Regarding currency, the creation or last-modification dates were specified in all of the smartphone applications-these two items are mandatory for mobile applications. According to the study of Eysenbach et al. [
13], only 36.3% of the websites disclosed the date of creation or date of last update. Although 89 applications (85.58%) in the present study had been updated more than once since their creation, only 26 had been modified within the previous month, which is the currency criterion for the Silberg scale as modified by Griffiths and Christensen [
9].
The quality of health information did not differ between the charged for and free applications. Moreover, there was no significant correlation between the users' rating and the quality of health information. This finding is similar to that of Demidowich et al. [
18], who explored the usability scores and user rankings of Android smartphone applications on diabetes self-management applications. According to Demidowich et al. [
18], this could be due to existing ranking systems being inadequate or unreliable for determining the merits of an application.

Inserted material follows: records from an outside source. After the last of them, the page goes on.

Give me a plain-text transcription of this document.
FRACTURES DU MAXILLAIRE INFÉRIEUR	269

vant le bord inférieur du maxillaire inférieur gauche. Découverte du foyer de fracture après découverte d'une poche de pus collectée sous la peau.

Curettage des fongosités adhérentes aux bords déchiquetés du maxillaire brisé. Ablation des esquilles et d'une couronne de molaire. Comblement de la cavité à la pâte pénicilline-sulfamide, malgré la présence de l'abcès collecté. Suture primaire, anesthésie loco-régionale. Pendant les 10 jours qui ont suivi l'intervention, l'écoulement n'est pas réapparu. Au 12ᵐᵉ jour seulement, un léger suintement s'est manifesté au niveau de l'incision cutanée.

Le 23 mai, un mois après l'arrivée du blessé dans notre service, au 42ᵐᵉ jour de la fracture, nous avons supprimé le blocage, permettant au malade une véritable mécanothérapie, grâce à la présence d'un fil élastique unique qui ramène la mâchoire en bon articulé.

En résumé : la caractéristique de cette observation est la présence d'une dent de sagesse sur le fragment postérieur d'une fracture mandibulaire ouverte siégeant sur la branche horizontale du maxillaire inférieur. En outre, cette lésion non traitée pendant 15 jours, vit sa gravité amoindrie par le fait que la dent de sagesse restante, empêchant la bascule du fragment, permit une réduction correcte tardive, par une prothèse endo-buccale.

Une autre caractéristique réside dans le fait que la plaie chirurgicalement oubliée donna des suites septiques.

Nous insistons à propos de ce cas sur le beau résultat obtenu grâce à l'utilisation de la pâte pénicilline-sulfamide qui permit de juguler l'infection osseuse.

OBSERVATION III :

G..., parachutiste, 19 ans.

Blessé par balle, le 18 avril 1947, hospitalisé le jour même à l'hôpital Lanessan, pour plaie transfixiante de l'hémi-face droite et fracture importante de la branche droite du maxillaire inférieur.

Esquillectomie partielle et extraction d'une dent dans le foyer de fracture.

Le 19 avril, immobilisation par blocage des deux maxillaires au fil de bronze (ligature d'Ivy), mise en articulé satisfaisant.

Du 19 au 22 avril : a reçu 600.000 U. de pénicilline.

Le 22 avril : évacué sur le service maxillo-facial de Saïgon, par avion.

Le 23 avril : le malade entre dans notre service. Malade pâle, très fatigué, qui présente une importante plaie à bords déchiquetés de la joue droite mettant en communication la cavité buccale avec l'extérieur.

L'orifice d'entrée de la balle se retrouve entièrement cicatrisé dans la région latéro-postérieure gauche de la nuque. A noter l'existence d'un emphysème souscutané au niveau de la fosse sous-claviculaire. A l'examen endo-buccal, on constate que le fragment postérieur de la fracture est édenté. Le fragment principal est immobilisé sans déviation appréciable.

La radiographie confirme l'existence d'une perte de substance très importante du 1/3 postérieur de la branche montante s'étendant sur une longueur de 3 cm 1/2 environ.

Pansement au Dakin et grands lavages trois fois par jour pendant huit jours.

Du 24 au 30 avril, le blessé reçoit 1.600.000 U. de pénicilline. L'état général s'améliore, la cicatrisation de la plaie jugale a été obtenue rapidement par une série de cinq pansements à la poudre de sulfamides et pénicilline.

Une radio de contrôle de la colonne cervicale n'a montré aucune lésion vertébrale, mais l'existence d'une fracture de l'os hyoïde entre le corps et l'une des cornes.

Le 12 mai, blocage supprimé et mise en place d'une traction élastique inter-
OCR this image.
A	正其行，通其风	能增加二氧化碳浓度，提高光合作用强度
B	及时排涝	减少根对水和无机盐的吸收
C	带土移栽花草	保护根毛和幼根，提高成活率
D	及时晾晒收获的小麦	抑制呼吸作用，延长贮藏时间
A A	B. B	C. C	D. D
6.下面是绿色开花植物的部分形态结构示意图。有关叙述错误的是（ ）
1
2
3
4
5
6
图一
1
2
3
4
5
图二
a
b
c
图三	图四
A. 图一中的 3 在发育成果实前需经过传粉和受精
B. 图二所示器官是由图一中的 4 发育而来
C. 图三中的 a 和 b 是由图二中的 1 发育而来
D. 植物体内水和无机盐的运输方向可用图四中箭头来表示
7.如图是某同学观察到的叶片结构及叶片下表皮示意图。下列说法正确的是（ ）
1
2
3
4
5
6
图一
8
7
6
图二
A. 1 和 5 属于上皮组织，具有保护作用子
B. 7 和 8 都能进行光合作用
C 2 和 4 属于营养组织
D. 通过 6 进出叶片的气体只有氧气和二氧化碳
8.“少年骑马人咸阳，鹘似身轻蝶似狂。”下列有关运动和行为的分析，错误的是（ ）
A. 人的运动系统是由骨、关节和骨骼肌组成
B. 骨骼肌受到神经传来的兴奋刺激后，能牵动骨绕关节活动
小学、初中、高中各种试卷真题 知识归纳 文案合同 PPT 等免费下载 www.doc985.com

The Korean smartphone obesity-management applications were evaluated with respect to the quality of information that they provide. To the best of our knowledge, this is the first study to have evaluated smartphone obesity-management applications in Korea; however, its findings are subject to several limitations. First, we evaluated the quality of smartphone health information using the Silberg scale, a tool that was developed to assess the quality of medical information on the Web [
9]. We recommend that these applications be further evaluated with other quality criteria and methods used to evaluate health information on the Web, such as assessment based on their design, readability, accuracy, and completeness/comprehensiveness/coverage/scope [
14]. We also recommend the development of a new, specific tool for evaluating smartphone health information, given the similarities and differences between Web-based and smartphone health information. Second, we limited our search for smartphone obesity-management applications to those available on the iPhone platform. Further study should include applications that are available on other platforms. Finally, the applications were divided between only four nurse informatists for evaluation, although they were trained until an inter-rater reliability of 1.0 was reached.
Despite the limitations we noted, this study is the first research focusing on Korean obesity-management smartphone applications. The findings of this study suggest that the quality of information provided by smartphone applications in the healthcare domain urgently needs to be evaluated to prevent smartphone users being misinformed by those applications.